Deux tables plus loin, un vieux capitaine de la ligne dont la moustache en brosse-à-dents est jaunie par la cigarette sous les narines, fait clapoter la boue de son absinthe en stillant, goutte à goutte, dans son verre, l’eau frappée d’une carafe. Il s’interrompt, rebrousse, d’un coup de lèvre, son impériale et grimace un affreux sourire à la glace qui renvoie son teint cuit et ses yeux blancs.

Un autre, la tête dans ses poings, étudie infatigablement l’annuaire; un autre louchote, en s’épilant les fosses du nez, et bâille; un troisième examine les phalanges velues de ses doigts et crache, tout en suçant une pipe obstruée dont le jus chante.

De temps en temps, la porte s’ouvre, un fourrier emplit le cadre, oscille dans des nuages de fumée, puis s’avance et tend, au port d’armes, un cahier à un supérieur qui l’arrache, signe, d’un air accablé, et se replonge dans sa partie arrêtée de cartes; partout, sur des chaises, des gens vautrés, tendant sous de courts vestons de gros derrières ; partout, sous les tables sablées, des jambes rouges et des bottes noires; partout des crânes dénudés, avec du duvet de canard sur l’occiput ou de rares mèches ramenées à tour de brosses, le long des tempes partout les mêmes physionomies accentuées et usées, les mêmes traits durs, les mêmes yeux vacants, les mêmes trous poilus de bouche; partout, les mêmes conversations, les mêmes lieux communs, les mêmes rires, les mêmes plaisanteries suscitées par les hasards connus des jeux.

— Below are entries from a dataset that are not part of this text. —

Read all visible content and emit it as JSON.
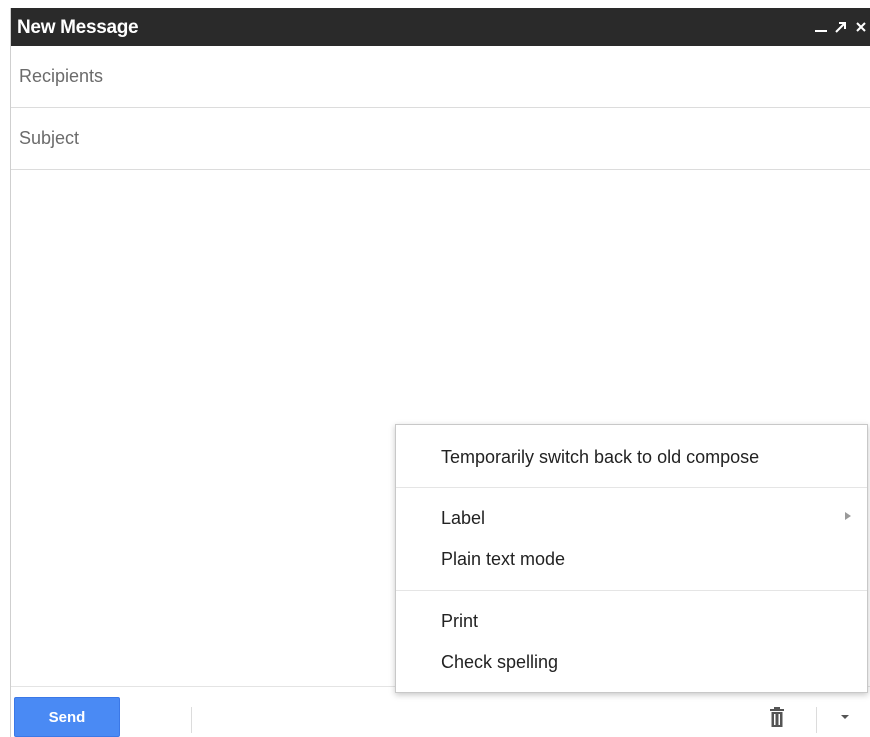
{
  "window": {
    "title": "New Message",
    "minimize_icon": "minimize-icon",
    "popout_icon": "popout-arrow-icon",
    "close_icon": "close-icon"
  },
  "fields": {
    "recipients_placeholder": "Recipients",
    "subject_placeholder": "Subject"
  },
  "menu": {
    "items": [
      {
        "label": "Temporarily switch back to old compose"
      },
      {
        "label": "Label",
        "has_submenu": true
      },
      {
        "label": "Plain text mode"
      },
      {
        "label": "Print"
      },
      {
        "label": "Check spelling"
      }
    ]
  },
  "toolbar": {
    "send_label": "Send",
    "trash_icon": "trash-icon",
    "more_icon": "more-options-arrow-icon"
  },
  "colors": {
    "titlebar": "#2a2a2a",
    "send_button": "#4a8af4"
  }
}
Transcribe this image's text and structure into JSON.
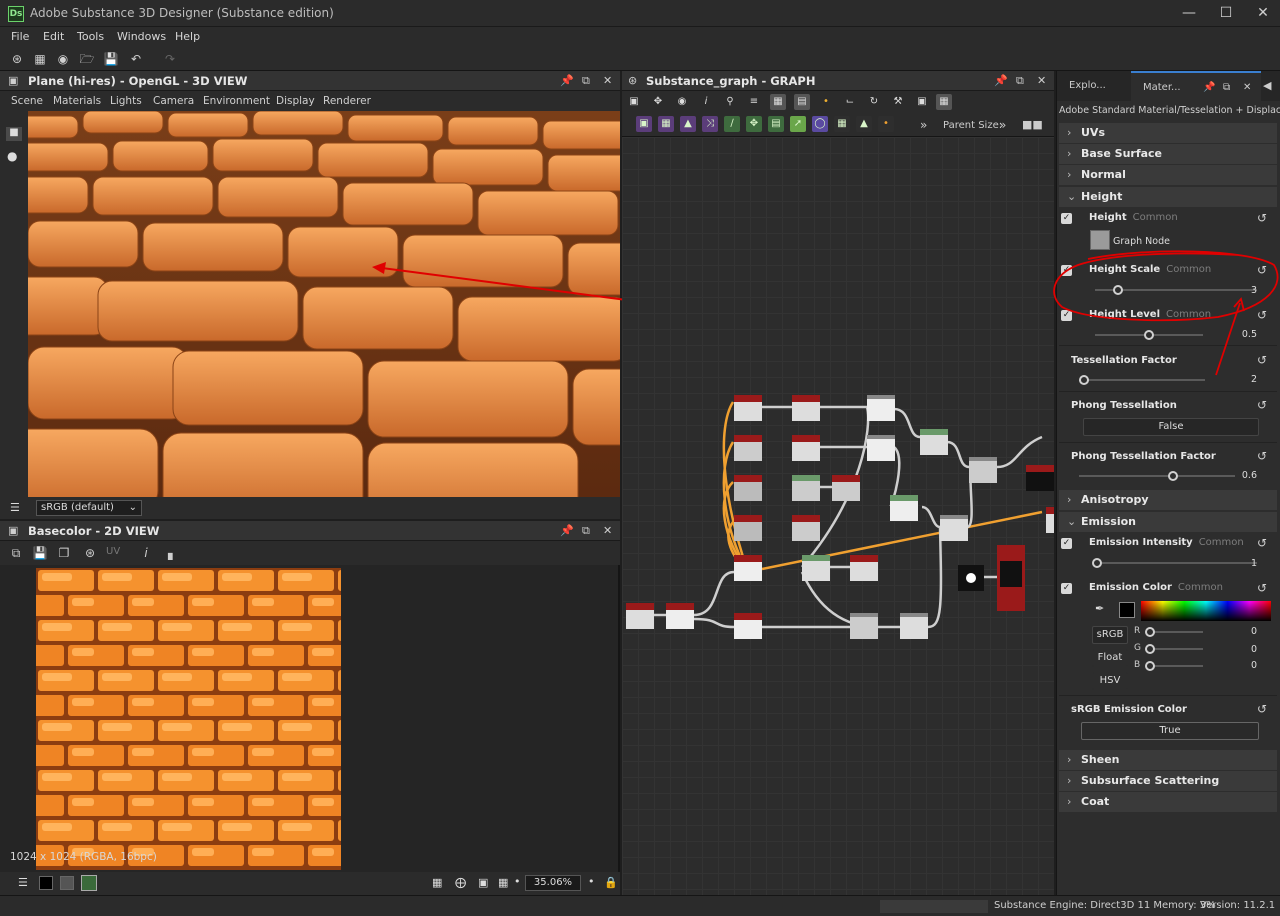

Et le soir, après le diner, tous ces officiers reviennent dans la salle où flotte encore le parfum vernissé des absinthes qu’ils burent et ils s’attablent devant d’inodores mazagrans dont ils poivrent la sombre lessive à grand renfort de kirsch et de rhum; puis ils lampent l’interminable série des âcres bocks et rentrent au gîte, derniers survivants de ce pays mort, tombé depuis dix heures dans la paix noire.

C’est à peine si passent maintenant quelques ouvriers, quelques filles en cheveux qui rôdent, quelques soldats attardés qui se pressent. L’avenue vivandière de La Motte-Picquet dort d’un sommeil de plomb, dans le taciturne isolement de sa province, jusqu’à l’aube dont la diane la réveille en même temps que sa clientèle réunie dans les vastes casernes qui l’avoisinent.